To distinguish REMS from wakefulness, kernel-based naïve Bayes classification (NBC) was employed. NBC is based on the hypothesis of conditionally independent predictors of the given classes. The dataset was randomly split into a training dataset containing 75% of the data points, which was used to train the classifiers based on the manual scoring, and a test dataset containing the remaining 25% of data points that were used to test the accuracy of the algorithms. In order to increase the reliability of the results, the dataset was randomly shuffled 1000 times and the algorithms were trained and tested on the respective datasets. The final classification result is reported based on the average of the 1000 times, however, each individual result was not qualitatively and quantitatively different from the final average. The figures are based on the analysis of features collected from the EEG of the visual cortex; however, the features from the sensory as well as motor cortex were also calculated and reported in the supplementary material. To determine if the features are sufficiently strong to produce similar predictive values in different classifiers, in addition to NBC, QDA, k-NN and SVM were assessed.

Evaluation measures

The REMS and wakefulness scored by the expert occur with widely differing frequencies (Fig. 1), which can pose non-trivial challenges when creating data-driven systems due to the tendency of systems to over-classify majority class (wakefulness) and misclassify infrequent class (REMS)39. In this case, accuracy may not reflect actual performance, especially for a class with low frequency (i.e., REMS).

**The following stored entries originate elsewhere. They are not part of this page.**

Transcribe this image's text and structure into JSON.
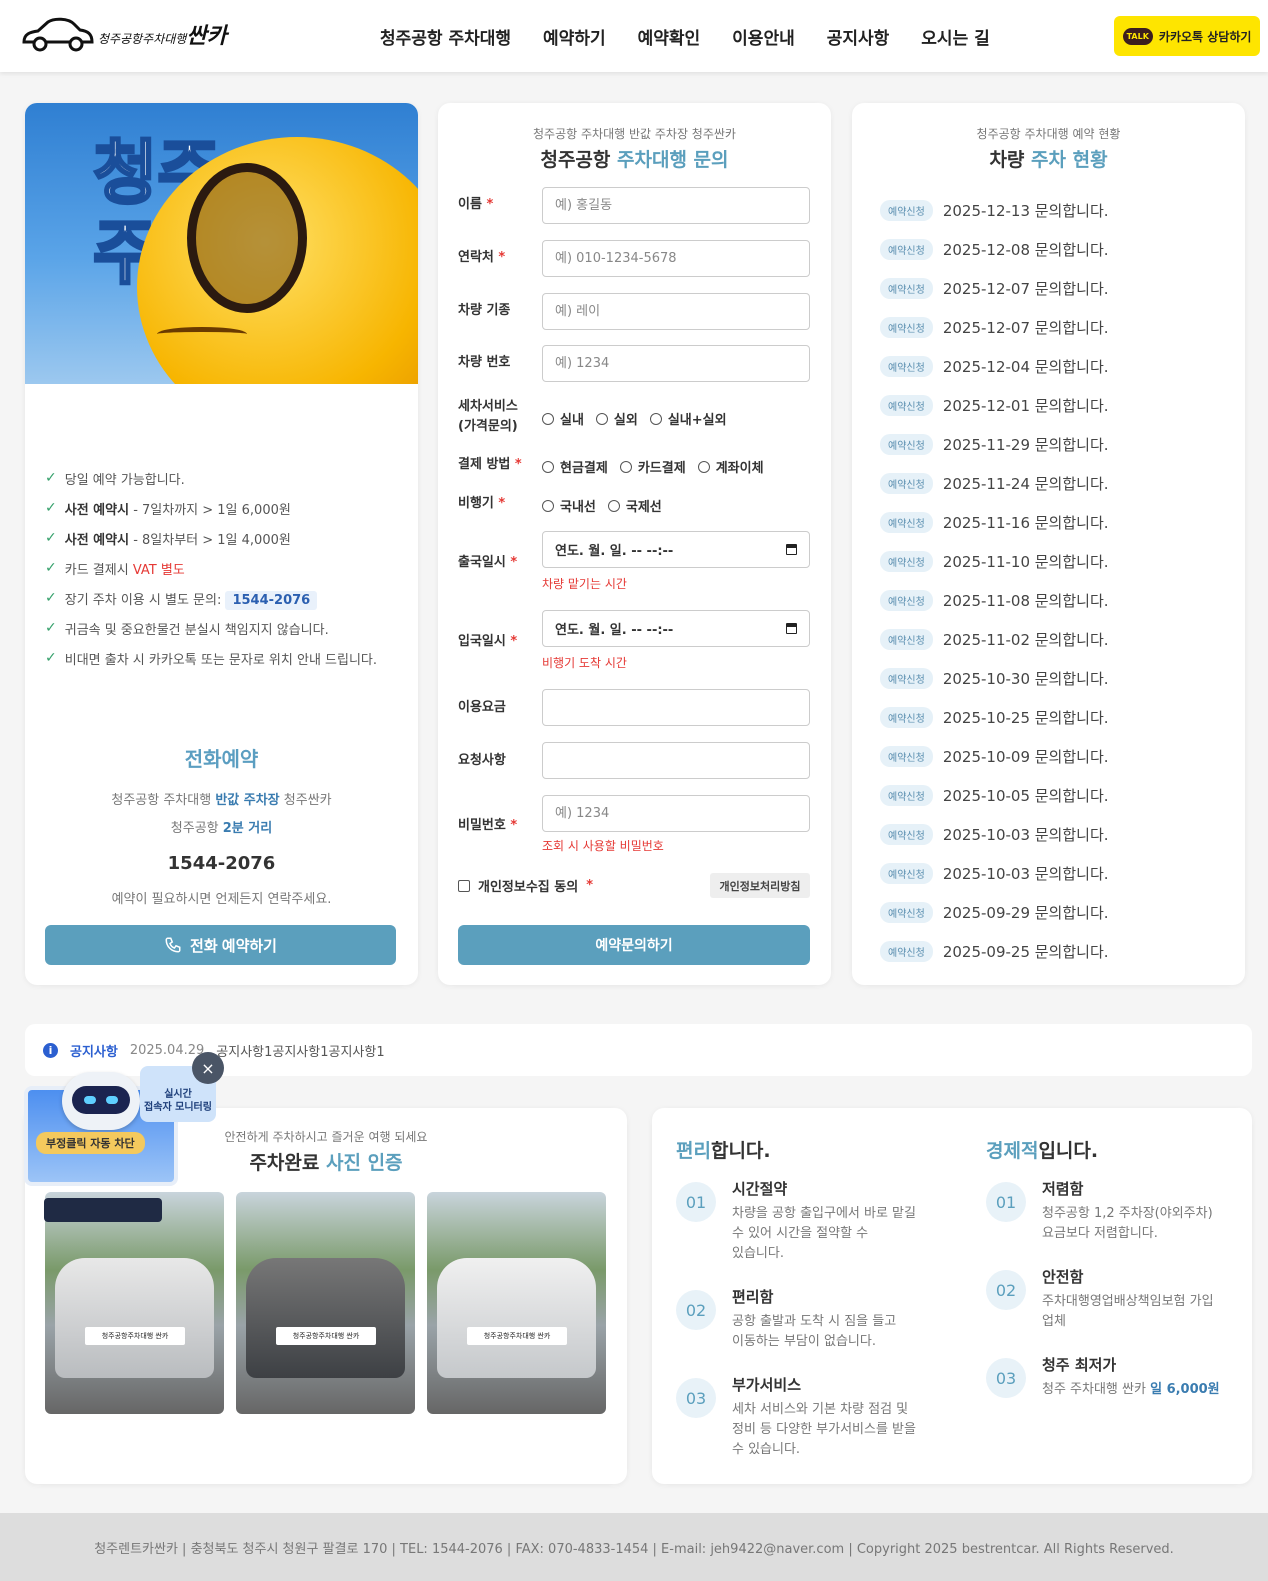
{
  "header": {
    "logo_small": "청주공항주차대행",
    "logo_big": "싼카",
    "nav": [
      "청주공항 주차대행",
      "예약하기",
      "예약확인",
      "이용안내",
      "공지사항",
      "오시는 길"
    ],
    "kakao_badge": "TALK",
    "kakao_label": "카카오톡 상담하기"
  },
  "hero": {
    "text_line1": "청주",
    "text_line2": "주"
  },
  "features": [
    {
      "plain": "당일 예약 가능합니다."
    },
    {
      "bold": "사전 예약시",
      "plain": " - 7일차까지 > 1일 6,000원"
    },
    {
      "bold": "사전 예약시",
      "plain": " - 8일차부터 > 1일 4,000원"
    },
    {
      "plain": "카드 결제시 ",
      "red": "VAT 별도"
    },
    {
      "plain": "장기 주차 이용 시 별도 문의: ",
      "tag": "1544-2076"
    },
    {
      "plain": "귀금속 및 중요한물건 분실시 책임지지 않습니다."
    },
    {
      "plain": "비대면 출차 시 카카오톡 또는 문자로 위치 안내 드립니다."
    }
  ],
  "phone_section": {
    "title": "전화예약",
    "line1_a": "청주공항 주차대행 ",
    "line1_b": "반값 주차장",
    "line1_c": " 청주싼카",
    "line2_a": "청주공항 ",
    "line2_b": "2분 거리",
    "number": "1544-2076",
    "note": "예약이 필요하시면 언제든지 연락주세요.",
    "button": "전화 예약하기"
  },
  "form": {
    "sub": "청주공항 주차대행 반값 주차장 청주싼카",
    "title_a": "청주공항 ",
    "title_b": "주차대행 문의",
    "name_label": "이름",
    "name_ph": "예) 홍길동",
    "phone_label": "연락처",
    "phone_ph": "예) 010-1234-5678",
    "car_label": "차량 기종",
    "car_ph": "예) 레이",
    "carno_label": "차량 번호",
    "carno_ph": "예) 1234",
    "wash_label_1": "세차서비스",
    "wash_label_2": "(가격문의)",
    "wash_options": [
      "실내",
      "실외",
      "실내+실외"
    ],
    "pay_label": "결제 방법",
    "pay_options": [
      "현금결제",
      "카드결제",
      "계좌이체"
    ],
    "flight_label": "비행기",
    "flight_options": [
      "국내선",
      "국제선"
    ],
    "depart_label": "출국일시",
    "depart_value": "연도. 월. 일. -- --:--",
    "depart_hint": "차량 맡기는 시간",
    "arrive_label": "입국일시",
    "arrive_value": "연도. 월. 일. -- --:--",
    "arrive_hint": "비행기 도착 시간",
    "fee_label": "이용요금",
    "request_label": "요청사항",
    "pw_label": "비밀번호",
    "pw_ph": "예) 1234",
    "pw_hint": "조회 시 사용할 비밀번호",
    "agree_label": "개인정보수집 동의",
    "privacy_btn": "개인정보처리방침",
    "submit": "예약문의하기",
    "req_mark": "*"
  },
  "status": {
    "sub": "청주공항 주차대행 예약 현황",
    "title_a": "차량 ",
    "title_b": "주차 현황",
    "badge": "예약신청",
    "items": [
      "2025-12-13 문의합니다.",
      "2025-12-08 문의합니다.",
      "2025-12-07 문의합니다.",
      "2025-12-07 문의합니다.",
      "2025-12-04 문의합니다.",
      "2025-12-01 문의합니다.",
      "2025-11-29 문의합니다.",
      "2025-11-24 문의합니다.",
      "2025-11-16 문의합니다.",
      "2025-11-10 문의합니다.",
      "2025-11-08 문의합니다.",
      "2025-11-02 문의합니다.",
      "2025-10-30 문의합니다.",
      "2025-10-25 문의합니다.",
      "2025-10-09 문의합니다.",
      "2025-10-05 문의합니다.",
      "2025-10-03 문의합니다.",
      "2025-10-03 문의합니다.",
      "2025-09-29 문의합니다.",
      "2025-09-25 문의합니다."
    ]
  },
  "notice": {
    "label": "공지사항",
    "date": "2025.04.29",
    "text": "공지사항1공지사항1공지사항1"
  },
  "robot": {
    "tag_line1": "실시간",
    "tag_line2": "접속자 모니터링",
    "block": "부정클릭 자동 차단",
    "close": "×"
  },
  "photos": {
    "sub": "안전하게 주차하시고 즐거운 여행 되세요",
    "title_a": "주차완료 ",
    "title_b": "사진 인증",
    "plate": "청주공항주차대행 싼카"
  },
  "benefits": {
    "left_title_a": "편리",
    "left_title_b": "합니다.",
    "left": [
      {
        "num": "01",
        "head": "시간절약",
        "desc": [
          "차량을 공항 출입구에서 바로 맡길",
          "수 있어 시간을 절약할 수",
          "있습니다."
        ]
      },
      {
        "num": "02",
        "head": "편리함",
        "desc": [
          "공항 출발과 도착 시 짐을 들고",
          "이동하는 부담이 없습니다."
        ]
      },
      {
        "num": "03",
        "head": "부가서비스",
        "desc": [
          "세차 서비스와 기본 차량 점검 및",
          "정비 등 다양한 부가서비스를 받을",
          "수 있습니다."
        ]
      }
    ],
    "right_title_a": "경제적",
    "right_title_b": "입니다.",
    "right": [
      {
        "num": "01",
        "head": "저렴함",
        "desc": [
          "청주공항 1,2 주차장(야외주차)",
          "요금보다 저렴합니다."
        ]
      },
      {
        "num": "02",
        "head": "안전함",
        "desc": [
          "주차대행영업배상책임보험 가입",
          "업체"
        ]
      },
      {
        "num": "03",
        "head": "청주 최저가",
        "desc_a": "청주 주차대행 싼카 ",
        "desc_b": "일 6,000원"
      }
    ]
  },
  "footer": {
    "text": "청주렌트카싼카 | 충청북도 청주시 청원구 팔결로 170 | TEL: 1544-2076 | FAX: 070-4833-1454 | E-mail: jeh9422@naver.com | Copyright 2025 bestrentcar. All Rights Reserved."
  },
  "colors": {
    "accent": "#5b9fbd",
    "kakao": "#fee500",
    "required": "#e53935"
  }
}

Therefore, the results of the classification were reported by three indicators of accuracy, sensitivity, and specificity in REMS detection, which are defined as follows:

$$Accuracy = \frac{TP + TN}{{TP + FP + TN + FN}}*100\%$$
$$Sensitivity = \frac{TP}{{TP + FN}}*100\%$$
$$Specificity = \frac{TN}{{TN + FP}}*100\%$$

In the equations above, true positives (TP) is the number of epochs correctly scored as REMS, false positives (FP) is the number of epochs incorrectly scored as REMS, true negatives (TN) is the number of epochs correctly rejected as REMS, and false negatives (FN) is the number of epochs incorrectly rejected as REMS. For each time bin of 4 s, measurements were individually computed and the outcomes were presented as mean ± SD.

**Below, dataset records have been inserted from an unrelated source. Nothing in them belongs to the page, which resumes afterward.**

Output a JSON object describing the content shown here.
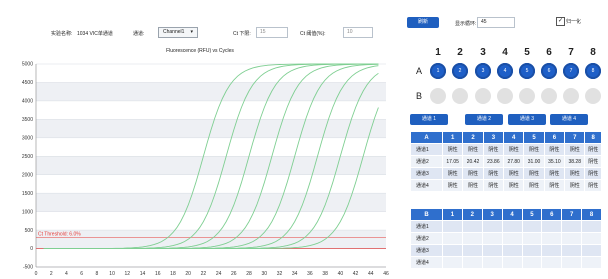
{
  "toolbar": {
    "sample_name_label": "实验名称:",
    "sample_name_value": "1034 VIC单通道",
    "channel_label": "通道:",
    "channel_value": "Channel1",
    "ct_lower_label": "Ct 下限:",
    "ct_lower_value": "15",
    "ct_threshold_label": "Ct 阈值(%):",
    "ct_threshold_value": "10",
    "refresh_label": "刷新",
    "display_cycles_label": "显示循环:",
    "display_cycles_value": "45",
    "normalize_label": "归一化",
    "normalize_checked": true
  },
  "plate": {
    "columns": [
      "1",
      "2",
      "3",
      "4",
      "5",
      "6",
      "7",
      "8"
    ],
    "rows": [
      {
        "label": "A",
        "active": true
      },
      {
        "label": "B",
        "active": false
      }
    ]
  },
  "channel_tabs": [
    "通道 1",
    "通道 2",
    "通道 3",
    "通道 4"
  ],
  "table_a": {
    "header": [
      "A",
      "1",
      "2",
      "3",
      "4",
      "5",
      "6",
      "7",
      "8"
    ],
    "rows": [
      [
        "通道1",
        "阴性",
        "阴性",
        "阴性",
        "阴性",
        "阴性",
        "阴性",
        "阴性",
        "阴性"
      ],
      [
        "通道2",
        "17.05",
        "20.42",
        "23.86",
        "27.80",
        "31.00",
        "35.10",
        "38.28",
        "阴性"
      ],
      [
        "通道3",
        "阴性",
        "阴性",
        "阴性",
        "阴性",
        "阴性",
        "阴性",
        "阴性",
        "阴性"
      ],
      [
        "通道4",
        "阴性",
        "阴性",
        "阴性",
        "阴性",
        "阴性",
        "阴性",
        "阴性",
        "阴性"
      ]
    ]
  },
  "table_b": {
    "header": [
      "B",
      "1",
      "2",
      "3",
      "4",
      "5",
      "6",
      "7",
      "8"
    ],
    "rows": [
      [
        "通道1",
        "",
        "",
        "",
        "",
        "",
        "",
        "",
        ""
      ],
      [
        "通道2",
        "",
        "",
        "",
        "",
        "",
        "",
        "",
        ""
      ],
      [
        "通道3",
        "",
        "",
        "",
        "",
        "",
        "",
        "",
        ""
      ],
      [
        "通道4",
        "",
        "",
        "",
        "",
        "",
        "",
        "",
        ""
      ]
    ]
  },
  "chart_data": {
    "type": "line",
    "title": "Fluorescence (RFU) vs Cycles",
    "xlabel": "",
    "ylabel": "",
    "xlim": [
      0,
      46
    ],
    "ylim": [
      -500,
      5000
    ],
    "xticks": [
      0,
      2,
      4,
      6,
      8,
      10,
      12,
      14,
      16,
      18,
      20,
      22,
      24,
      26,
      28,
      30,
      32,
      34,
      36,
      38,
      40,
      42,
      44,
      46
    ],
    "yticks": [
      -500,
      0,
      500,
      1000,
      1500,
      2000,
      2500,
      3000,
      3500,
      4000,
      4500,
      5000
    ],
    "threshold": {
      "value": 300,
      "label": "Ct Threshold: 6.0%",
      "color": "#e53935"
    },
    "curve_color": "#7fcf92",
    "baseline_color": "#e06060",
    "series_midpoints": [
      22,
      25,
      28,
      31,
      34,
      37,
      40,
      43
    ]
  },
  "colors": {
    "accent": "#1f5fbf",
    "header_blue": "#2f6fcd",
    "well_on": "#1e5fc8",
    "well_off": "#e1e1e1"
  }
}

A ROC plot demonstrates our binary classifier system's diagnostic ability for individual recordings based on the TPR and FPR. To summarize the prediction performance of all 9 recordings, we used confusion matrix. Each row of the matrix represents the values in an actual class while each column represents the instances in a predicted class.

Statistical analysis

Statistical analysis was performed using GraphPad Prism version 9.1 for Windows (GraphPad Software, USA, https://www.graphpad.com/). The Mann–Whitney U test was used to compare two datasets (wakefulness and REMS) that were not normally distributed. In order to assess the correlation between the average power of each frequency band and the percentage of wakefulness and REMS, despite applying a z-score to normalize data, normalization was further tested through the Shapiro–Wilk test. Afterward, the Pearson correlation coefficient was assessed. In order to determine which frequency band plays a pivotal role, a one-sample Wilcoxon signed-rank test to compare FNR in REMS detection for the power of each frequency band was applied. The hypothetical median was set to 100. Type I error was set at 0.05 for all tests.